O efeito da ausência do pai nas filhas
Por: Camila Maciel Polonio
Em O efeito da ausência do pai nas filhas: desejo paterno, ferida paterna, Susan E. Schwartz presenteia o meio junguiano com uma perspectiva atual, e pouco trabalhada na psicologia analítica, sobre os impactos no desenvolvimento psíquico das filhas quando ausente o olhar paterno.
A ausência do pai na relação com as filhas tem sido pouco explorada e essa obra abre caminhos para reflexões por meio dos mitos, dos conceitos cunhados por Jung, dos casos clínicos e do trabalho da própria Susan com os sonhos de pacientes.
Já nas primeiras linhas o livro apresenta a sua potência ao afirmar: “Esta é uma história de amor, porém de amor não correspondido. Trata-se da necessidade de uma figura paterna na vida de uma filha que se torna mais proeminente e dolorosa com sua ausência”. A autora trabalha com maestria os impactos no desenvolvimento da filha quando esta se relaciona com a figura do pai ausente, seja por meio das idealizações ou com a realidade concreta da falta. O que significa a ausência? A autora discorre sobre o sentido e o significado da ausência assim como o efeito na constituição da menina/mulher.
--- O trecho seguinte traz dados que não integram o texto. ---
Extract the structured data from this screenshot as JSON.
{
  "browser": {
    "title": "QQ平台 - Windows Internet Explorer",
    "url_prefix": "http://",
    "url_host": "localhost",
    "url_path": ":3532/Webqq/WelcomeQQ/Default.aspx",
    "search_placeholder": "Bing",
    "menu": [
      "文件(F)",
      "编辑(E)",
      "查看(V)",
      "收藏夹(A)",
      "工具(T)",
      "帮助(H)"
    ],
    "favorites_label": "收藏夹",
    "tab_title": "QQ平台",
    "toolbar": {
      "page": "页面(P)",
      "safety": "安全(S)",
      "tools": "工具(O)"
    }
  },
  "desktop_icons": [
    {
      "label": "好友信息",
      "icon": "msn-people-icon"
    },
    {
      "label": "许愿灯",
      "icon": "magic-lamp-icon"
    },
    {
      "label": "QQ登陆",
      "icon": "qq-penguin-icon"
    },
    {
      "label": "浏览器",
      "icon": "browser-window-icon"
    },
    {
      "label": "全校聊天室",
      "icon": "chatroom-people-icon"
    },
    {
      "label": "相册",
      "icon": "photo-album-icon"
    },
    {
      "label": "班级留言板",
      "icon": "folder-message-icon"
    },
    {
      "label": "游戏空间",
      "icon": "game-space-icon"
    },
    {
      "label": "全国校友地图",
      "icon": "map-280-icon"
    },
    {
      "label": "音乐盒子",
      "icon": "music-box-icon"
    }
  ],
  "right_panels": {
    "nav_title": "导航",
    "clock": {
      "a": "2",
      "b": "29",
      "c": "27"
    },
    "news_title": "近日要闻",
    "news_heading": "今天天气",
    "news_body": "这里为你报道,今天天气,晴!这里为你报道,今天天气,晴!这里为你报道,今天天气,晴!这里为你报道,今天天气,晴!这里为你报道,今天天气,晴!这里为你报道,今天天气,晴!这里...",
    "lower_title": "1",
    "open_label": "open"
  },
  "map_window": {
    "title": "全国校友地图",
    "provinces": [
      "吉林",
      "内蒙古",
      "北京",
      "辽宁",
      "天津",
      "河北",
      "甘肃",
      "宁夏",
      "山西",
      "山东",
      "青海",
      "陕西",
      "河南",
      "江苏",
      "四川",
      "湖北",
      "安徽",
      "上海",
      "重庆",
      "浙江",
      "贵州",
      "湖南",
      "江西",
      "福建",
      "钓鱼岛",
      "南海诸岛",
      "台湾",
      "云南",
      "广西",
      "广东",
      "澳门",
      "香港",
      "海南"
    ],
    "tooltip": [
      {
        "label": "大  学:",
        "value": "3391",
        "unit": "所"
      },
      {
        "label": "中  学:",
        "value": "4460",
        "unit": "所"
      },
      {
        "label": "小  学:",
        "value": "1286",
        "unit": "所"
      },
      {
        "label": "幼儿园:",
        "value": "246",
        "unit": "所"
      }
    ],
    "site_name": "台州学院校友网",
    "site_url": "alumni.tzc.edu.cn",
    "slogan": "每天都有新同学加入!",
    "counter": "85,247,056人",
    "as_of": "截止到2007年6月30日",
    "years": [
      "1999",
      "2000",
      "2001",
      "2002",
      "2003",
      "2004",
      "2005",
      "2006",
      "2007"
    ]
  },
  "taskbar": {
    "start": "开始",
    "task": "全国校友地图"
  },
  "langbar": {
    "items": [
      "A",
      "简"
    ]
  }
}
O olhar para a relação pai e filha, historicamente na psicologia, foi negligenciado quando comparada ao papel da mãe e da madrasta no desenvolvimento da menina. A vivência em uma sociedade patriarcal contribui para a manutenção da perspectiva dos cuidados dos filhos como algo centrado na figura da mulher. Com isso, de acordo com Susan, há uma tendência inconsciente de perpetuar a condição do patriarcado. A ausência de um pai esculpe na psique da filha a falta de autoaceitação, matando sua vitalidade, criatividade e intensificando a angústia interna da falsa sensação de existência. Susan olha cuidadosamente para os aspectos da depressão, ansiedade e da construção das relações que se apresentam de forma conturbada na filha, que vive a sensação recorrente de desespero, e na imagem utilizada pela autora, como se a filha estivesse na beira do abismo.
No primeiro capítulo, a autora apresenta o conceito de paralaxe para conduzir o olhar do leitor ao mundo interno da filha. O cerne da questão é levar a compreensão da perspectiva interna de quem viveu a ausência paterna e suas principais consequências. Um dos pontos trabalhados foi a noção de que a filha se constitui na função de desempenhar papéis que a mantém num estado de sobrevivência e insuficiência.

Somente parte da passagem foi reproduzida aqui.